We have seen what type of binding methods there are, and how the numbers are normalized. The last thing to keep in mind is the bind pose. The bind pose is the “neutral” state of the geometry vs. the skeleton system. Think of it as the “zero, zero, zero” point which all things should come back to. In the latest versions of Maya you are allowed to have multiple neutral or bind poses. This is super- useful for when you have multiple pieces of geometry being bound to the same skeleton. There is an option titled Allow Multiple Bind Poses in the skinning options box. If turned OFF, all geometry must be bound at the same time. If you want to bind the separate pieces at separate times, turn the option
ON.
To help with the chaos of skinning, you will find that the option titled Maintain Max Influxes will help limit the amount of joints that can influence a vertex. If you set it to 1, that would equal rigid binding. If you set it to 2, that’s a little more smooth. If set to 3, there’s more influence and that can help you simulate skin better. If set to 5 or higher, you have made yourself a skinning nightmare: only do that if you really have a reason. The gotcha built in is that if you set the max influence to a low number, say 2, and want to paint in a third joint, the system will keep the influence at 2 by removing influence from an existing joint and giving it to the third joint. In this way Maya maintains a total of two joints influencing the vertex. This can be surprising when skinning at 3 am in the morning and not understanding why your skinning assignment keeps subtracting itself from joints you had working. In
the Paint Skin Weights window that we’ll see in a little bit, you can click on the button “hold weights” to keep the weights on a joint.
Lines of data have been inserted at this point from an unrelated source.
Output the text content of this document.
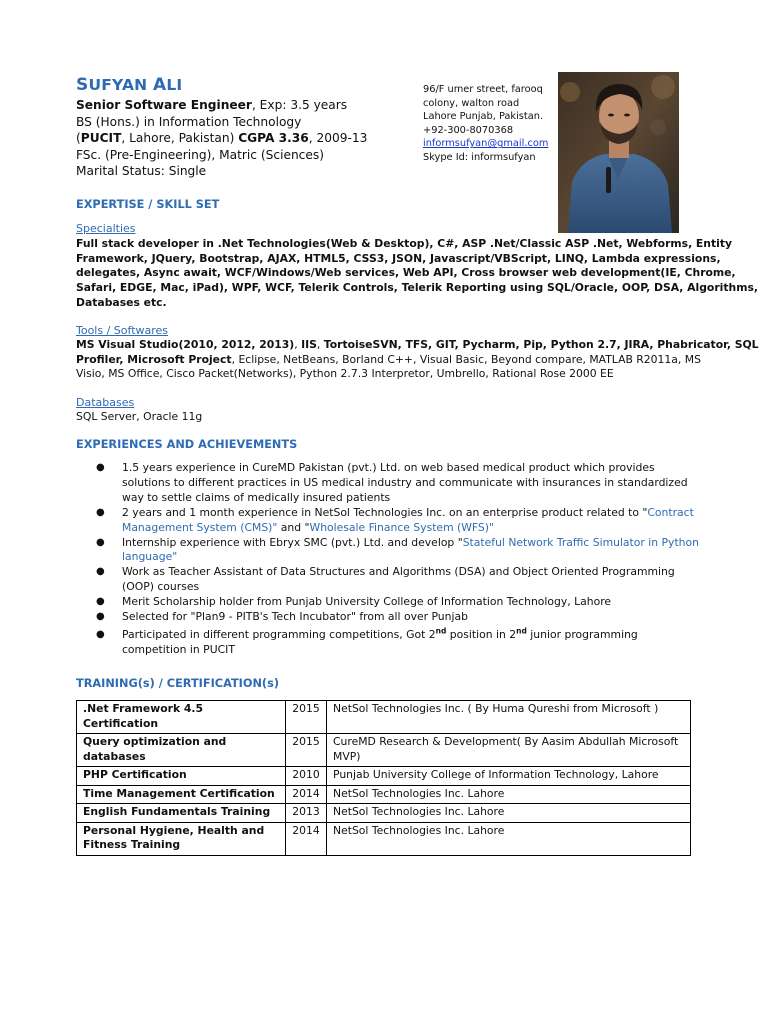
SUFYAN ALI
Senior Software Engineer, Exp: 3.5 years
BS (Hons.) in Information Technology
(PUCIT, Lahore, Pakistan) CGPA 3.36, 2009-13
FSc. (Pre-Engineering), Matric (Sciences)
Marital Status: Single
96/F umer street, farooq
colony, walton road
Lahore Punjab, Pakistan.
+92-300-8070368
informsufyan@gmail.com
Skype Id: informsufyan
EXPERTISE / SKILL SET
Specialties
Full stack developer in .Net Technologies(Web & Desktop), C#, ASP .Net/Classic ASP .Net, Webforms, Entity
Framework, JQuery, Bootstrap, AJAX, HTML5, CSS3, JSON, Javascript/VBScript, LINQ, Lambda expressions,
delegates, Async await, WCF/Windows/Web services, Web API, Cross browser web development(IE, Chrome,
Safari, EDGE, Mac, iPad), WPF, WCF, Telerik Controls, Telerik Reporting using SQL/Oracle, OOP, DSA, Algorithms,
Databases etc.
Tools / Softwares
MS Visual Studio(2010, 2012, 2013), IIS, TortoiseSVN, TFS, GIT, Pycharm, Pip, Python 2.7, JIRA, Phabricator, SQL
Profiler, Microsoft Project, Eclipse, NetBeans, Borland C++, Visual Basic, Beyond compare, MATLAB R2011a, MS
Visio, MS Office, Cisco Packet(Networks), Python 2.7.3 Interpretor, Umbrello, Rational Rose 2000 EE
Databases
SQL Server, Oracle 11g
EXPERIENCES AND ACHIEVEMENTS
● 1.5 years experience in CureMD Pakistan (pvt.) Ltd. on web based medical product which provides
solutions to different practices in US medical industry and communicate with insurances in standardized
way to settle claims of medically insured patients
● 2 years and 1 month experience in NetSol Technologies Inc. on an enterprise product related to "Contract
Management System (CMS)" and "Wholesale Finance System (WFS)"
● Internship experience with Ebryx SMC (pvt.) Ltd. and develop "Stateful Network Traffic Simulator in Python
language"
● Work as Teacher Assistant of Data Structures and Algorithms (DSA) and Object Oriented Programming
(OOP) courses
● Merit Scholarship holder from Punjab University College of Information Technology, Lahore
● Selected for "Plan9 - PITB's Tech Incubator" from all over Punjab
● Participated in different programming competitions, Got 2nd position in 2nd junior programming
competition in PUCIT
TRAINING(s) / CERTIFICATION(s)
.Net Framework 4.5 Certification	2015	NetSol Technologies Inc. ( By Huma Qureshi from Microsoft )
Query optimization and databases	2015	CureMD Research & Development( By Aasim Abdullah Microsoft MVP)
PHP Certification	2010	Punjab University College of Information Technology, Lahore
Time Management Certification	2014	NetSol Technologies Inc. Lahore
English Fundamentals Training	2013	NetSol Technologies Inc. Lahore
Personal Hygiene, Health and Fitness Training	2014	NetSol Technologies Inc. Lahore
Extra effort: I once went on an “I hate skinning” rampage and created a skinless low-/high-res
leg. It was a low-res leg cut up and parent-constrained to a skeleton. The cut up a proxy leg, wrap deformed a low-res leg, which had a poly smooth on it to a high res. No skinning. See file
LowRes_HighRes_wToe_v3.mb for that handy work.
Skinning the Bird
We’ll start with interactive smooth bind first; polish the skin weights by painting skin weights and create the proxy geometry for the animator. Note: as of version 2011, Interactive Skin Bind does not work with NURBS surfaces.